The NetworkManger warnings indicate that it doesn't understand the guest-agent ini key but this is expected and as far as we can tell the configuration file is otherwise applied and the NIC is activated and configured correctly. Is there some functionality breakage you're seeing? We can't reproduce the broken networking on Rocky Linux 8.

JakeCooper commented 1 month ago

I gotta say it is scary as heck to see pull requests like this

CleanShot 2024-07-17 at 13 51 01

We're lucky we run a fleet of canary instances and caught this early before it made it to our other instances.

I won't be dogmatic about the solution, but, given the total littany of issues we're run into with Google cloud, this is one of the many nails in the coffin of "This cannot be trusted for production infrastructure"
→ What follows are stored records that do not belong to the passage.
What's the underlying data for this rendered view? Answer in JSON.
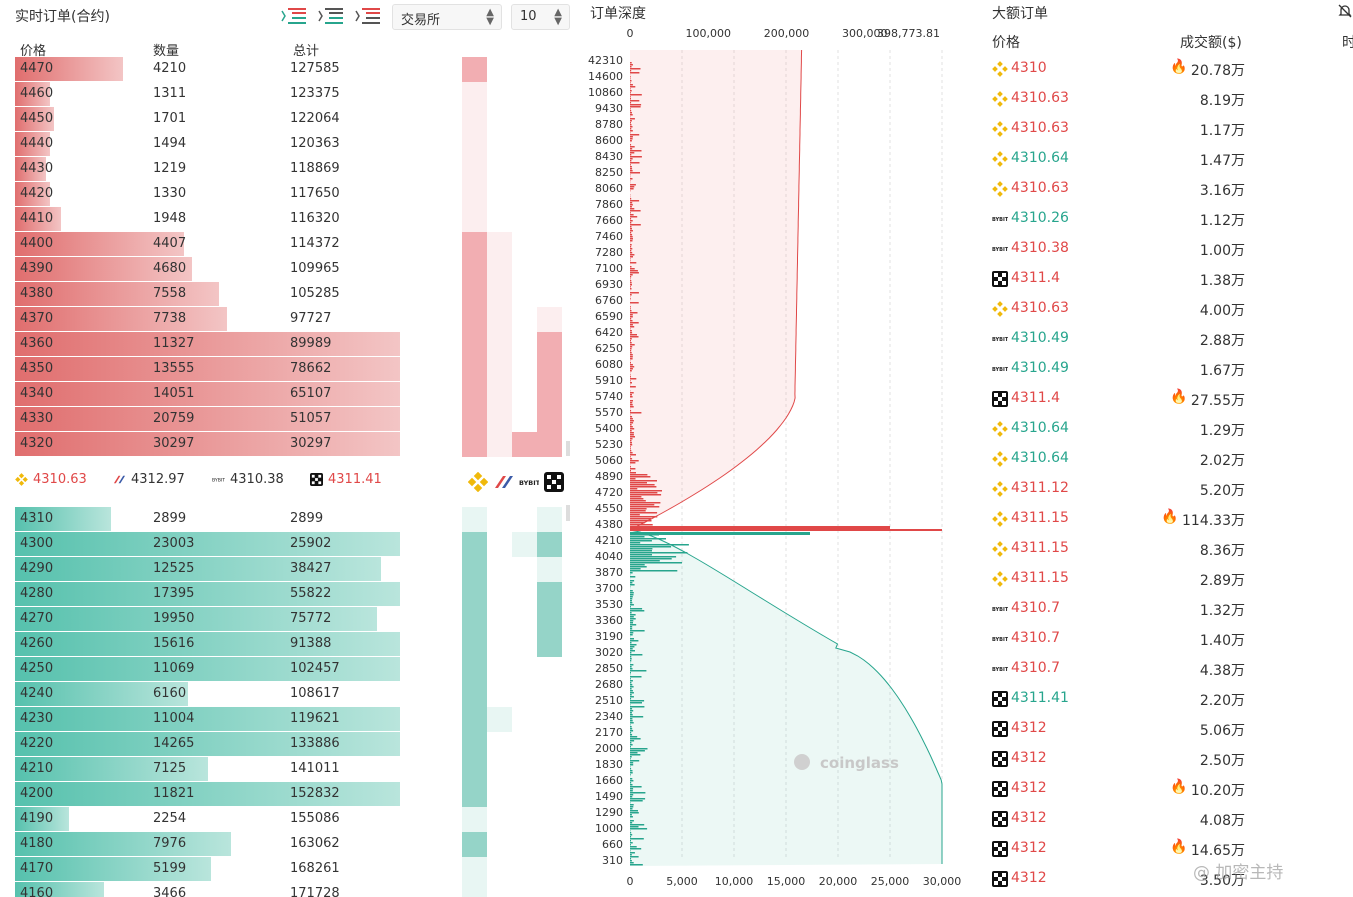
{
  "orderbook": {
    "title": "实时订单(合约)",
    "exchange_select": "交易所",
    "depth_select": "10",
    "headers": {
      "price": "价格",
      "qty": "数量",
      "total": "总计"
    },
    "asks": [
      {
        "price": "4470",
        "qty": "4210",
        "total": "127585",
        "fill": 0.28
      },
      {
        "price": "4460",
        "qty": "1311",
        "total": "123375",
        "fill": 0.09
      },
      {
        "price": "4450",
        "qty": "1701",
        "total": "122064",
        "fill": 0.1
      },
      {
        "price": "4440",
        "qty": "1494",
        "total": "120363",
        "fill": 0.09
      },
      {
        "price": "4430",
        "qty": "1219",
        "total": "118869",
        "fill": 0.08
      },
      {
        "price": "4420",
        "qty": "1330",
        "total": "117650",
        "fill": 0.09
      },
      {
        "price": "4410",
        "qty": "1948",
        "total": "116320",
        "fill": 0.12
      },
      {
        "price": "4400",
        "qty": "4407",
        "total": "114372",
        "fill": 0.44
      },
      {
        "price": "4390",
        "qty": "4680",
        "total": "109965",
        "fill": 0.46
      },
      {
        "price": "4380",
        "qty": "7558",
        "total": "105285",
        "fill": 0.53
      },
      {
        "price": "4370",
        "qty": "7738",
        "total": "97727",
        "fill": 0.55
      },
      {
        "price": "4360",
        "qty": "11327",
        "total": "89989",
        "fill": 1.0
      },
      {
        "price": "4350",
        "qty": "13555",
        "total": "78662",
        "fill": 1.0
      },
      {
        "price": "4340",
        "qty": "14051",
        "total": "65107",
        "fill": 1.0
      },
      {
        "price": "4330",
        "qty": "20759",
        "total": "51057",
        "fill": 1.0
      },
      {
        "price": "4320",
        "qty": "30297",
        "total": "30297",
        "fill": 1.0
      }
    ],
    "mid_prices": [
      {
        "exchange": "binance",
        "value": "4310.63",
        "color": "#e04848"
      },
      {
        "exchange": "bitmex",
        "value": "4312.97",
        "color": "#333333"
      },
      {
        "exchange": "bybit",
        "value": "4310.38",
        "color": "#333333"
      },
      {
        "exchange": "okx",
        "value": "4311.41",
        "color": "#e04848"
      }
    ],
    "bids": [
      {
        "price": "4310",
        "qty": "2899",
        "total": "2899",
        "fill": 0.25
      },
      {
        "price": "4300",
        "qty": "23003",
        "total": "25902",
        "fill": 1.0
      },
      {
        "price": "4290",
        "qty": "12525",
        "total": "38427",
        "fill": 0.95
      },
      {
        "price": "4280",
        "qty": "17395",
        "total": "55822",
        "fill": 1.0
      },
      {
        "price": "4270",
        "qty": "19950",
        "total": "75772",
        "fill": 0.94
      },
      {
        "price": "4260",
        "qty": "15616",
        "total": "91388",
        "fill": 1.0
      },
      {
        "price": "4250",
        "qty": "11069",
        "total": "102457",
        "fill": 1.0
      },
      {
        "price": "4240",
        "qty": "6160",
        "total": "108617",
        "fill": 0.45
      },
      {
        "price": "4230",
        "qty": "11004",
        "total": "119621",
        "fill": 1.0
      },
      {
        "price": "4220",
        "qty": "14265",
        "total": "133886",
        "fill": 1.0
      },
      {
        "price": "4210",
        "qty": "7125",
        "total": "141011",
        "fill": 0.5
      },
      {
        "price": "4200",
        "qty": "11821",
        "total": "152832",
        "fill": 1.0
      },
      {
        "price": "4190",
        "qty": "2254",
        "total": "155086",
        "fill": 0.14
      },
      {
        "price": "4180",
        "qty": "7976",
        "total": "163062",
        "fill": 0.56
      },
      {
        "price": "4170",
        "qty": "5199",
        "total": "168261",
        "fill": 0.51
      },
      {
        "price": "4160",
        "qty": "3466",
        "total": "171728",
        "fill": 0.23
      }
    ],
    "ask_heat": [
      [
        0.9,
        0,
        0,
        0
      ],
      [
        0.2,
        0,
        0,
        0
      ],
      [
        0.2,
        0,
        0,
        0
      ],
      [
        0.2,
        0,
        0,
        0
      ],
      [
        0.2,
        0,
        0,
        0
      ],
      [
        0.2,
        0,
        0,
        0
      ],
      [
        0.2,
        0,
        0,
        0
      ],
      [
        0.9,
        0.2,
        0,
        0
      ],
      [
        0.9,
        0.2,
        0,
        0
      ],
      [
        0.9,
        0.2,
        0,
        0
      ],
      [
        0.9,
        0.2,
        0,
        0.3
      ],
      [
        0.9,
        0.2,
        0,
        0.9
      ],
      [
        0.9,
        0.2,
        0,
        0.9
      ],
      [
        0.9,
        0.2,
        0,
        0.9
      ],
      [
        0.9,
        0.2,
        0,
        0.9
      ],
      [
        0.9,
        0.2,
        0.9,
        0.9
      ]
    ],
    "bid_heat": [
      [
        0.2,
        0,
        0,
        0.3
      ],
      [
        0.9,
        0,
        0.3,
        0.7
      ],
      [
        0.9,
        0,
        0,
        0.3
      ],
      [
        0.9,
        0,
        0,
        0.9
      ],
      [
        0.9,
        0,
        0,
        0.9
      ],
      [
        0.9,
        0,
        0,
        0.9
      ],
      [
        0.9,
        0,
        0,
        0
      ],
      [
        0.9,
        0,
        0,
        0
      ],
      [
        0.9,
        0.2,
        0,
        0
      ],
      [
        0.9,
        0,
        0,
        0
      ],
      [
        0.9,
        0,
        0,
        0
      ],
      [
        0.9,
        0,
        0,
        0
      ],
      [
        0.2,
        0,
        0,
        0
      ],
      [
        0.9,
        0,
        0,
        0
      ],
      [
        0.2,
        0,
        0,
        0
      ],
      [
        0.2,
        0,
        0,
        0
      ]
    ]
  },
  "depth_chart": {
    "title": "订单深度",
    "watermark": "coinglass",
    "chart_data": {
      "type": "area",
      "title": "订单深度",
      "y_ticks": [
        "42310",
        "14600",
        "10860",
        "9430",
        "8780",
        "8600",
        "8430",
        "8250",
        "8060",
        "7860",
        "7660",
        "7460",
        "7280",
        "7100",
        "6930",
        "6760",
        "6590",
        "6420",
        "6250",
        "6080",
        "5910",
        "5740",
        "5570",
        "5400",
        "5230",
        "5060",
        "4890",
        "4720",
        "4550",
        "4380",
        "4210",
        "4040",
        "3870",
        "3700",
        "3530",
        "3360",
        "3190",
        "3020",
        "2850",
        "2680",
        "2510",
        "2340",
        "2170",
        "2000",
        "1830",
        "1660",
        "1490",
        "1290",
        "1000",
        "660",
        "310"
      ],
      "x_top_ticks": [
        "0",
        "100,000",
        "200,000",
        "300,000",
        "398,773.81"
      ],
      "x_top_range": [
        0,
        398773.81
      ],
      "x_bottom_ticks": [
        "0",
        "5,000",
        "10,000",
        "15,000",
        "20,000",
        "25,000",
        "30,000"
      ],
      "x_bottom_range": [
        0,
        30000
      ],
      "series": [
        {
          "name": "asks cumulative",
          "color": "#e04848"
        },
        {
          "name": "bids cumulative",
          "color": "#27a58d"
        }
      ]
    }
  },
  "large_orders": {
    "title": "大额订单",
    "headers": {
      "price": "价格",
      "amount": "成交额($)",
      "time": "时"
    },
    "rows": [
      {
        "ex": "binance",
        "price": "4310",
        "side": "red",
        "amount": "20.78万",
        "hot": true
      },
      {
        "ex": "binance",
        "price": "4310.63",
        "side": "red",
        "amount": "8.19万",
        "hot": false
      },
      {
        "ex": "binance",
        "price": "4310.63",
        "side": "red",
        "amount": "1.17万",
        "hot": false
      },
      {
        "ex": "binance",
        "price": "4310.64",
        "side": "green",
        "amount": "1.47万",
        "hot": false
      },
      {
        "ex": "binance",
        "price": "4310.63",
        "side": "red",
        "amount": "3.16万",
        "hot": false
      },
      {
        "ex": "bybit",
        "price": "4310.26",
        "side": "green",
        "amount": "1.12万",
        "hot": false
      },
      {
        "ex": "bybit",
        "price": "4310.38",
        "side": "red",
        "amount": "1.00万",
        "hot": false
      },
      {
        "ex": "okx",
        "price": "4311.4",
        "side": "red",
        "amount": "1.38万",
        "hot": false
      },
      {
        "ex": "binance",
        "price": "4310.63",
        "side": "red",
        "amount": "4.00万",
        "hot": false
      },
      {
        "ex": "bybit",
        "price": "4310.49",
        "side": "green",
        "amount": "2.88万",
        "hot": false
      },
      {
        "ex": "bybit",
        "price": "4310.49",
        "side": "green",
        "amount": "1.67万",
        "hot": false
      },
      {
        "ex": "okx",
        "price": "4311.4",
        "side": "red",
        "amount": "27.55万",
        "hot": true
      },
      {
        "ex": "binance",
        "price": "4310.64",
        "side": "green",
        "amount": "1.29万",
        "hot": false
      },
      {
        "ex": "binance",
        "price": "4310.64",
        "side": "green",
        "amount": "2.02万",
        "hot": false
      },
      {
        "ex": "binance",
        "price": "4311.12",
        "side": "red",
        "amount": "5.20万",
        "hot": false
      },
      {
        "ex": "binance",
        "price": "4311.15",
        "side": "red",
        "amount": "114.33万",
        "hot": true
      },
      {
        "ex": "binance",
        "price": "4311.15",
        "side": "red",
        "amount": "8.36万",
        "hot": false
      },
      {
        "ex": "binance",
        "price": "4311.15",
        "side": "red",
        "amount": "2.89万",
        "hot": false
      },
      {
        "ex": "bybit",
        "price": "4310.7",
        "side": "red",
        "amount": "1.32万",
        "hot": false
      },
      {
        "ex": "bybit",
        "price": "4310.7",
        "side": "red",
        "amount": "1.40万",
        "hot": false
      },
      {
        "ex": "bybit",
        "price": "4310.7",
        "side": "red",
        "amount": "4.38万",
        "hot": false
      },
      {
        "ex": "okx",
        "price": "4311.41",
        "side": "green",
        "amount": "2.20万",
        "hot": false
      },
      {
        "ex": "okx",
        "price": "4312",
        "side": "red",
        "amount": "5.06万",
        "hot": false
      },
      {
        "ex": "okx",
        "price": "4312",
        "side": "red",
        "amount": "2.50万",
        "hot": false
      },
      {
        "ex": "okx",
        "price": "4312",
        "side": "red",
        "amount": "10.20万",
        "hot": true
      },
      {
        "ex": "okx",
        "price": "4312",
        "side": "red",
        "amount": "4.08万",
        "hot": false
      },
      {
        "ex": "okx",
        "price": "4312",
        "side": "red",
        "amount": "14.65万",
        "hot": true
      },
      {
        "ex": "okx",
        "price": "4312",
        "side": "red",
        "amount": "3.50万",
        "hot": false
      }
    ],
    "overlay_text": "@ 加密主持"
  }
}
drewhli commented 1 month ago

For anyone still facing these issues, follow these steps to work around and update the guest-agent. Similar steps can be found here.

  1. Detach the boot disk from the affected VM.
  2. Attach the detached disk to a different VM that's working.
  3. SSH into the second VM and mount the new disk to a folder. If the new disk is designated as sdb, the command may look like the following:
    sudo mkdir /mnt/data && sudo mount /dev/sdb1 /mnt/data
  4. Delete the file /mnt/data/etc/netplan/20-google-guest-agent-ethernet.yaml.
  5. Re-add the default netplan configuration file: Create a new file /mnt/data/etc/netplan/90-default.yaml, and paste the following contents inside:
    network:
    version: 2
    ethernets:
        all-en:
            match:
                name: en*
            dhcp4: true
            dhcp4-overrides:
                use-domains: true
            dhcp6: true
            dhcp6-overrides:
                use-domains: true
        all-eth:
            match:
                name: eth*
            dhcp4: true
            dhcp4-overrides:
                use-domains: true
            dhcp6: true
            dhcp6-overrides:
                use-domains: true
  6. Unmount the disk
    sudo umount /dev/sdb1
  7. Detach the disk from the second VM and re-attach it to the original VM. SSH and networking should be working again.
mikehardenize commented 1 month ago

Hi @mikehardenize , we believe this might be a different issue. Can you provide reproduction steps and what functionality is not working that you're expecting to work?

It's a Rocky Linux 8 system. We are using wireguard via systemd-networkd. After the upgrade of guest-agent, a default route is added for that wireguard gateway ip. This breaks our networking. The default route wasn't added prior to the upgrade.